Over the years, the polygamous King Mswati III banned divorce and revealing apparel, while increasing the number of traditional rituals, of which the Umhlanga (the Reed Dance) is the most popular. During the ritual, young women perform for the court, some of whom would catch the king’s eye.
It is worth noting that Mswati III owns 60% of the country’s land, in addition to shares in the country’s major luxury hotels, real estate, transport, mining, brewery, sugar and dairy products. He lives in ostentatious luxury with his 15 wives. His personal wealth is estimated at R2.8 billion. This is in stark contrast to the R30 per day that 60% of the population live on daily.
The conflagration in the kingdom follows the death of a 25-year-old law student who was allegedly killed by the police.
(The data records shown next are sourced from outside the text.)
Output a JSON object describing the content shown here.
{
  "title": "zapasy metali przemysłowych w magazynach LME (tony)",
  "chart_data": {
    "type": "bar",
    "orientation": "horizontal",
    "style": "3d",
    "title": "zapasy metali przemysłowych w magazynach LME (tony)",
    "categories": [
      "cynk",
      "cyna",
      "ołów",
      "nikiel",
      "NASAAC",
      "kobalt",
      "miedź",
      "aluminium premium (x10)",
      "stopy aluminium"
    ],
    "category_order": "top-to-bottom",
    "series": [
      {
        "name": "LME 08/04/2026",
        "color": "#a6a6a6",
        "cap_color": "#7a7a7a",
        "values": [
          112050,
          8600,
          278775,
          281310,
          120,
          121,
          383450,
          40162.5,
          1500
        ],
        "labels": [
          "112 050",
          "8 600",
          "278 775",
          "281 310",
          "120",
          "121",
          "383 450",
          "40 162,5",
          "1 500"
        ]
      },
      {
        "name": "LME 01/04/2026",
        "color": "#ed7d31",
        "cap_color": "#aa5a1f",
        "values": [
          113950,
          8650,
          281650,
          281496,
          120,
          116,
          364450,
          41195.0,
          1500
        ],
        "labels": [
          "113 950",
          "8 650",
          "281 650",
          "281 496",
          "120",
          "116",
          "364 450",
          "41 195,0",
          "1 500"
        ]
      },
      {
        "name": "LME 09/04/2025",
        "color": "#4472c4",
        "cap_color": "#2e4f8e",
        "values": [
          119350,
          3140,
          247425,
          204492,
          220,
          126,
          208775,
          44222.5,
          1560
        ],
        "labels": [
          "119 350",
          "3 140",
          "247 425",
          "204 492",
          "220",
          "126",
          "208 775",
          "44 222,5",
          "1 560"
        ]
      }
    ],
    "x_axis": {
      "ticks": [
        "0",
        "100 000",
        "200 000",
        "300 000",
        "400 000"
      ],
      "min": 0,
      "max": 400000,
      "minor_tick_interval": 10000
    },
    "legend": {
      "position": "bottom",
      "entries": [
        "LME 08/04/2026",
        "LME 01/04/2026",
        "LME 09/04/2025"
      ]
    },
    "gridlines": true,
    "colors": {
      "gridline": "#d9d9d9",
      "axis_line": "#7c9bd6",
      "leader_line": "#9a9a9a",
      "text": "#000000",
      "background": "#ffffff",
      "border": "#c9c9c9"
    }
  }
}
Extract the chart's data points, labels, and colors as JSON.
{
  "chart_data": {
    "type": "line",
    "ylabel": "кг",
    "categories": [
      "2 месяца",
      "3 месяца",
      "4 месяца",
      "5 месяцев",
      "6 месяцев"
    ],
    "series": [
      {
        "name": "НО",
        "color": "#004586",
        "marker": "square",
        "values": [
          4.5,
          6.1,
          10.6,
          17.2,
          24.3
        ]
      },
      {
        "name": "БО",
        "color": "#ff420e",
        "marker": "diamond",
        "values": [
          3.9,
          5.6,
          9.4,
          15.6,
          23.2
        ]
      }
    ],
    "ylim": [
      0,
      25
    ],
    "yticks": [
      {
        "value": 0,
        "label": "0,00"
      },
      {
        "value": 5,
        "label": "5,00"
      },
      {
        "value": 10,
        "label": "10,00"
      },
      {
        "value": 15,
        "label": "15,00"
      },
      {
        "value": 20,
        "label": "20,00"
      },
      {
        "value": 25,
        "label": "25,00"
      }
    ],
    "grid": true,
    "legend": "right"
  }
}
The unrest increased and eventually resulted in calls for the abolishment of the monarchy and replacing it with a democratic system of government.
It is alleged that 60 people have been killed by memthe bers of Royal Swazi Police Service and the Umbutfo Eswatini Defence Force, while billions of rand in damages have been inflicted during the current vicious crackdown. There are also allegations that journalists and pro-democracy activists are being tortured and abducted in the country.
The wave of repression is not new to Eswatini, as journalists, trade unionists and other activists have been subjected to persistent repression under Mswati III. Under his rule, freedom of speech, assembly and association have been limited, while dissidents have been arrested, tortured and imprisoned.
Through all this, the Southern African Development Community and South Africa have remained silent. The SADC is, unfortunately, unable to intervene, given its own internal challenges – or even unwillingness.
Years ago, the AU’s standby arrangements tasked the SADC with creating a 3 000-strong rapid intervention force. It is safe to say that it did not do so and has been unable to intervene during the numerous previous crises in Eswatini.
Southern Africa has failed to learn an obvious lesson regarding conflict. It is much safer, cheaper and more effective to resolve small conflicts before they gain momentum.
The lower-level protests in Eswatini should have been resolved before they turned into riots, damaging government buildings, shops, banks and vehicles. The damage is estimated at R3 million.
Instead of operating a multiparty system, the country insists on remaining an absolute monarchy.
Pro-democracy activists in the country have vowed to intensify demonstrations until democratic reforms take place and all opposition parties are unbanned.
On a more positive note, South Africa has the ability to assist Eswatini get out of its morass.
It can intervene in the country, given its economic leverage that ranges from business to trade interests. Moreover, the intertwined marital ties between the Zulu and Swazi monarchies could assist with a Track 2 diplomacy to push the feudal kingdom to embrace a constitutional monarchy. Feudal despotism has no place in the 21st century.
For corporates such as MTN, there needs to be an understanding that putting profits above people is a recipe for further political instability, which will ironically undermine profits.
What is desperately needed is a new social contract in the kingdom that brings together the Royal House, the political opposition and civil society, as well as the corporate sector.
South Africa has a vested interest in securing such an outcome, as there is a strong likelihood that refugees will cross the border into South Africa should the conflict dynamics escalate.
This is exactly what happened when Pretoria chose to pursue a policy of “quiet diplomacy”, in effect ignoring the crisis in Mugabe’s Zimbabwe, which resulted in millions of its citizens seeking refuge in South Africa.
Given the unfolding humanitarian tragedy, South Africa should partner with UN agencies and the international donor community to first bring about a cessation of hostilities, second, to provide humanitarian assistance, and third, to broker a long-term political solution to break the impasse.
South African civil societies, such as Gift of the Givers, could assist with humanitarian assistance, while South African corporates could examine ways with their Swazi counterparts to kickstart the moribund Swazi economy.